Sugar-enhanced varieties include some of my personal favorites. Breeders Choice (bicolor), Incredible (yellow), Maple Sweet (yellow), Miracle (yellow), Platinum Lady (white) and Sugar Buns (yellow) are all excellent kinds that grow well in our area. Isolation of these types is recommended but not required.

Corn grows easily in our area if you follow a few simple guidelines. The planting site is critical. The plant will never produce well without maximum sun. If the garden is shady, choose something else to try there. This need for sun also necessitates proper spacing. Overcrowding can prevent the stalks from forming ears. When rows are spaced 36 inches apart, thin the plants to 9 inches between single plants. When plants are spaced correctly, they produce a couple of nice ears per plant. They will also develop tillers, or side shoots, on the plants. Let these develop to nurture the developing ears.
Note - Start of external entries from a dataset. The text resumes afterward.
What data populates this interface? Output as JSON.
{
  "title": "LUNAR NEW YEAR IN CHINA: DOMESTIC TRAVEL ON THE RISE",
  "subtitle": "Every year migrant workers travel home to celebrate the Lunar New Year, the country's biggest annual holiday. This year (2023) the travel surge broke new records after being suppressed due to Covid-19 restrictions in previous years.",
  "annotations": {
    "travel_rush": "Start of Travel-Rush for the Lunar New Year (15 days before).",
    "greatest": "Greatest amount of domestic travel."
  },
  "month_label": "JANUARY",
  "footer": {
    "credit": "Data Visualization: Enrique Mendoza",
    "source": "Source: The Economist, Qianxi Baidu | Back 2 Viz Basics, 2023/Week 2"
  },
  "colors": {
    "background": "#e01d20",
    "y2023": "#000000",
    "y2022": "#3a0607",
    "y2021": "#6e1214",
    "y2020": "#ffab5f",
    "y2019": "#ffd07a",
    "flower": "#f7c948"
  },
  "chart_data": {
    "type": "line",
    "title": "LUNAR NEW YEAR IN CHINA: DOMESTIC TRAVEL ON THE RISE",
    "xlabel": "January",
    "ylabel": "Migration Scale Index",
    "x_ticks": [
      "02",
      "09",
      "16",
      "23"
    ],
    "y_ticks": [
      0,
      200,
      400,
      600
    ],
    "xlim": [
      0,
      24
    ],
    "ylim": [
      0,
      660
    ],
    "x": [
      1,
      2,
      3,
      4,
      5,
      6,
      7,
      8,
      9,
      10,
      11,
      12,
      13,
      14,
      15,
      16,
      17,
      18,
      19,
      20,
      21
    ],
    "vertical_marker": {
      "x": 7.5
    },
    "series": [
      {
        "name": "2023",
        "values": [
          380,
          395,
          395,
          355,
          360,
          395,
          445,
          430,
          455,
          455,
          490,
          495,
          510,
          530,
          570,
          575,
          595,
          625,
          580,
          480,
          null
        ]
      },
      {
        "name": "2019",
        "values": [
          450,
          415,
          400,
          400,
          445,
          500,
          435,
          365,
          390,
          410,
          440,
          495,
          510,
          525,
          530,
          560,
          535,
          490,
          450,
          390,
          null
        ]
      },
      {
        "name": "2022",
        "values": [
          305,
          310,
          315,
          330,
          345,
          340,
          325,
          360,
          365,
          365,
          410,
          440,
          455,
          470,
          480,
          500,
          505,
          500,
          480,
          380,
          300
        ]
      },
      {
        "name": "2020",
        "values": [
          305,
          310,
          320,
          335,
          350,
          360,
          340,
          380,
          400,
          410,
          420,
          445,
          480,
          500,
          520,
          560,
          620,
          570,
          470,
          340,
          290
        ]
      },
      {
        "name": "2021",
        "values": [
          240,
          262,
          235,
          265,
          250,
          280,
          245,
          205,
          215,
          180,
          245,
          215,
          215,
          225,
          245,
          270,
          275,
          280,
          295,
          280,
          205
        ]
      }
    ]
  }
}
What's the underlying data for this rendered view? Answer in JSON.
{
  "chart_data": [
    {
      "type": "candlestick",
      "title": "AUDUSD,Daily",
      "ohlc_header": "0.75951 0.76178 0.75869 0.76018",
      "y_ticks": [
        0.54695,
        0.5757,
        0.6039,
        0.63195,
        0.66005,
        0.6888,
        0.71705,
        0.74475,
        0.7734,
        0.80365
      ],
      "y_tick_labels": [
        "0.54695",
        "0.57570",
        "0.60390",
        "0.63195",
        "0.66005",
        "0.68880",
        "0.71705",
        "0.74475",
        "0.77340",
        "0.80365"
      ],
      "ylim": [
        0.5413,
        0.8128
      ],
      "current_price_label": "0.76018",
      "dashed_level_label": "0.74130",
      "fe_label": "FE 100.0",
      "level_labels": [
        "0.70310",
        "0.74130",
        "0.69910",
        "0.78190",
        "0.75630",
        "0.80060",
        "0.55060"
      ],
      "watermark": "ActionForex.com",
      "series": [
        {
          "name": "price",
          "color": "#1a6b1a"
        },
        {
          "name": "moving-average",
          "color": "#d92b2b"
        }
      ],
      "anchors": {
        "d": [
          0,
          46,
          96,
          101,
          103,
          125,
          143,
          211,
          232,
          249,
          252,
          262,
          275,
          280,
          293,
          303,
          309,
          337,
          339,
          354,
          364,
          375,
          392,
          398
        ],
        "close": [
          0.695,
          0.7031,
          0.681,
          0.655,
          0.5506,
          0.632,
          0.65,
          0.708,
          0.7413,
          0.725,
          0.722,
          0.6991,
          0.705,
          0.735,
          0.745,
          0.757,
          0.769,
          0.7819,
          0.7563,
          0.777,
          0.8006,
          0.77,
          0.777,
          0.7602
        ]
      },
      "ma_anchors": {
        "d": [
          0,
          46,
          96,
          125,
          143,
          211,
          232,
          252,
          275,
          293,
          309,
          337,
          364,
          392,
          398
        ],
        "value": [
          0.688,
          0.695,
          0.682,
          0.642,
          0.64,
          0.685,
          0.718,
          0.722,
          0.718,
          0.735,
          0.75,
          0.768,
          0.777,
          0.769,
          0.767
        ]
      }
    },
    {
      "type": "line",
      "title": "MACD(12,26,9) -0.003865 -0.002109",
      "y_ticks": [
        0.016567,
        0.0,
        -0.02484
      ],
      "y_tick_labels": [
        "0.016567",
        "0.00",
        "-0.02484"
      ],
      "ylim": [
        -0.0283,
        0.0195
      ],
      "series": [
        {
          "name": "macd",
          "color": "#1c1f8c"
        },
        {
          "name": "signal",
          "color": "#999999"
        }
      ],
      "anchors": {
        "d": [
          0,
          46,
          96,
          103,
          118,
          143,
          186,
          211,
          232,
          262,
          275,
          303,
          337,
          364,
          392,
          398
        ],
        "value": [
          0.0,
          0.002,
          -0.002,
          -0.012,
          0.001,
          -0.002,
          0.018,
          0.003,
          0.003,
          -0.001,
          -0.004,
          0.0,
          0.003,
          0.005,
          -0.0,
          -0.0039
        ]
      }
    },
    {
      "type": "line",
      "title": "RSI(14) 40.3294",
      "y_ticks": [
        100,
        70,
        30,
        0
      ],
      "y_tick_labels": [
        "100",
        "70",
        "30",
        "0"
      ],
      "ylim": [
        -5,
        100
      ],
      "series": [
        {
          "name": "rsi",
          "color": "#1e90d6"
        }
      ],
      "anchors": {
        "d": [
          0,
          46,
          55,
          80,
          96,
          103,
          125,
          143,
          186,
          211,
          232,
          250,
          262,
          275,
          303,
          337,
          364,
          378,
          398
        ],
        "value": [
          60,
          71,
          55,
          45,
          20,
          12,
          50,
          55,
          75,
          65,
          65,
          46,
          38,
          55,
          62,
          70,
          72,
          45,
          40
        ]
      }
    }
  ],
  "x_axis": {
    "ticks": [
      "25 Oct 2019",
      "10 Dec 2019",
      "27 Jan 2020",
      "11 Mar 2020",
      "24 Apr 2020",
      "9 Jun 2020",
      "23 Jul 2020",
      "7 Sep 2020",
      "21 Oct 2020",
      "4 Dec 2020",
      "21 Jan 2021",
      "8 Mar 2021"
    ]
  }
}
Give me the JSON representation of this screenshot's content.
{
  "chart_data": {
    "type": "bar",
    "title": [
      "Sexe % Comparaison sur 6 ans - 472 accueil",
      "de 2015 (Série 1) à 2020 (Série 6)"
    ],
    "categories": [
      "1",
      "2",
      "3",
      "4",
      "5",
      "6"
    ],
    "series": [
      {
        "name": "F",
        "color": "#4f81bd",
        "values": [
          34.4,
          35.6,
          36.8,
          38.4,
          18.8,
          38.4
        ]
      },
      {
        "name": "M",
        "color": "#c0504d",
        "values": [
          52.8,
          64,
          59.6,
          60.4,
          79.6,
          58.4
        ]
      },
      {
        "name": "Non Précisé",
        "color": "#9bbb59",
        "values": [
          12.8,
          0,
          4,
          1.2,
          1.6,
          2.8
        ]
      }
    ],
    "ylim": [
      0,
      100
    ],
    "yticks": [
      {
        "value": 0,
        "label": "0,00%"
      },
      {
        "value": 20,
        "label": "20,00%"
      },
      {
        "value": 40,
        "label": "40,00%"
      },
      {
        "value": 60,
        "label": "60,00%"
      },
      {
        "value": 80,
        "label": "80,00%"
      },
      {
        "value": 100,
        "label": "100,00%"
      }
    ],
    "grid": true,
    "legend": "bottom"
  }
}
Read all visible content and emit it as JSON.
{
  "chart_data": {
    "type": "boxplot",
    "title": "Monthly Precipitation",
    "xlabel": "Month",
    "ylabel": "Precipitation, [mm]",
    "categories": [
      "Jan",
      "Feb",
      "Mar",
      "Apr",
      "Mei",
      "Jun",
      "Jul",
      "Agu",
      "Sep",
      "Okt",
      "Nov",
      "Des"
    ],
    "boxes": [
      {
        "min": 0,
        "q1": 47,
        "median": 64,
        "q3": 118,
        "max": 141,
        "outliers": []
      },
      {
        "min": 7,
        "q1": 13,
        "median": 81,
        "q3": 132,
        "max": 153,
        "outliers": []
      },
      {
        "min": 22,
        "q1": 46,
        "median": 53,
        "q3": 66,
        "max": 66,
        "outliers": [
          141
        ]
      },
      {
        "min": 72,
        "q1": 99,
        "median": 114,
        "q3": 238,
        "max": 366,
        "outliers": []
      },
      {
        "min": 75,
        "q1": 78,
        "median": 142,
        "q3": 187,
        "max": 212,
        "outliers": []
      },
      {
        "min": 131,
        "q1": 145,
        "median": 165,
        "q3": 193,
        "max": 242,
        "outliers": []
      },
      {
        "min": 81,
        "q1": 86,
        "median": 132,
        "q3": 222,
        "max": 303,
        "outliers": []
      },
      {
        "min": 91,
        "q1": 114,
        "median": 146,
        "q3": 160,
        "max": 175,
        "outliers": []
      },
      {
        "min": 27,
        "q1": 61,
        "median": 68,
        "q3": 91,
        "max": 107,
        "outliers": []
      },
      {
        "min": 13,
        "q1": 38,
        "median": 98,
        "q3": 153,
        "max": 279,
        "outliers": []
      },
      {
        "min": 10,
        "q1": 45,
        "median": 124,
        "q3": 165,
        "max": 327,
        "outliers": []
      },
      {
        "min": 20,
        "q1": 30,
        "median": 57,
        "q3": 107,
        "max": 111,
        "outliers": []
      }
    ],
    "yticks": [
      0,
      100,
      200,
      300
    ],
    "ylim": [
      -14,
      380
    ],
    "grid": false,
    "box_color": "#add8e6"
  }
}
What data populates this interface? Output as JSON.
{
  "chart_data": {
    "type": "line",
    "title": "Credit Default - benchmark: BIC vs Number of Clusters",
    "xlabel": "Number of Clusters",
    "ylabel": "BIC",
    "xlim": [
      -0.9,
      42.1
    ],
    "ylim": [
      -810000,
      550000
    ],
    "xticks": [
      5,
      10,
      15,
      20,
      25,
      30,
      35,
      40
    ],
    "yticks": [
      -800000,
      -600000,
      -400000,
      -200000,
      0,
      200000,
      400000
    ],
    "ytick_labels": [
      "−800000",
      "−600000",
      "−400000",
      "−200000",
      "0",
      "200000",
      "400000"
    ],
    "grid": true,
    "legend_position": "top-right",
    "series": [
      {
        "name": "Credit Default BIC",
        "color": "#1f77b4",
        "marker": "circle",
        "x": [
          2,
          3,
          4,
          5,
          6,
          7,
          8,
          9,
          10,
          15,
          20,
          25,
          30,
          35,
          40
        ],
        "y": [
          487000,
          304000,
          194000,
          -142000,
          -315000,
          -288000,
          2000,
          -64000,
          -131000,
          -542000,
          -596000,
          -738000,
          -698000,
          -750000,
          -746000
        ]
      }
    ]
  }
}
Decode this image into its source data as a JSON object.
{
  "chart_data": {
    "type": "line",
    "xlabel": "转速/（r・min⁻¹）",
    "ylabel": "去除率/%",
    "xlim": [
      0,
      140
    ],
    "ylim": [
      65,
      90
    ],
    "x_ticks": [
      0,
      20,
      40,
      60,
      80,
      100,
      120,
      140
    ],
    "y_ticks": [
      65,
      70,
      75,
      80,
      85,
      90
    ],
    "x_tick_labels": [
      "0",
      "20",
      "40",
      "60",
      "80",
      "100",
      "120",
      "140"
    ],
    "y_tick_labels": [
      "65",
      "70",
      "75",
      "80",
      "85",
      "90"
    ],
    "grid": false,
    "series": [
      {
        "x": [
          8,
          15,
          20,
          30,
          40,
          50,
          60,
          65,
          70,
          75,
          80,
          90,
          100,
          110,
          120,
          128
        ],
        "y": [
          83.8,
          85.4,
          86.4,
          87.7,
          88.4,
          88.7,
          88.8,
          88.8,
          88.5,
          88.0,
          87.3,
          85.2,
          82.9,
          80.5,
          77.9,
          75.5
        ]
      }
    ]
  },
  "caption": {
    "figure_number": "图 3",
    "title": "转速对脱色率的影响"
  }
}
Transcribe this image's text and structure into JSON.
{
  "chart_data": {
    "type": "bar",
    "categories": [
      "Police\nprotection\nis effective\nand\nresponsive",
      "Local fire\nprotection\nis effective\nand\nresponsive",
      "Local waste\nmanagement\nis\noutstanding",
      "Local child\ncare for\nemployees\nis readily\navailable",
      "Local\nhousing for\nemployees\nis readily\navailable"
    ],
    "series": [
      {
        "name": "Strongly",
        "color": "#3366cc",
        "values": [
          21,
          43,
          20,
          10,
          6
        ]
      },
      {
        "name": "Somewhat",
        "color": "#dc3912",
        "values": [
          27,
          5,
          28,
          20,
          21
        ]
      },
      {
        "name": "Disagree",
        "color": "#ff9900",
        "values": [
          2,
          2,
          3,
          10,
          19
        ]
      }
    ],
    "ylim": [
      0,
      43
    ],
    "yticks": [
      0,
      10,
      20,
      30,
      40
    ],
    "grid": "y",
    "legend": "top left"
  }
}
Plant corn when the soil temperatures are warm enough to germinate the seed quickly. Plant when danger of frost is past. Ideally the soil temperature at the planting depth should be 50 degrees Fahrenheit for three suc-ces-sive mornings when measured at 9 a.m. Although you may not be that precise, wait for the soil to warm up so the seed does not decay before germinating. With proper planning you can harvest several crops throughout the summer. Many books recommend planting every two weeks for continuous harvest. Since corn develops based on temperature, the two-week interval may not keep the crops two weeks apart at harvest time. A better way to plan for a continuous harvest is to make the next planting when the previously planted corn has grown 6 inches tall and has three to four leaves.

Corn is a grass and loves nitrogen fertilizer. Apply one cup of ammonium sulfate per 50 feet of row every three weeks for maximum production. It also requires plenty of water, especially during silking, to prevent skipped kernels on the ears.

Plant as much of this wonderful vegetable as you can spare room for in your garden. These tasty treats are truly some of the finest you will enjoy this summer.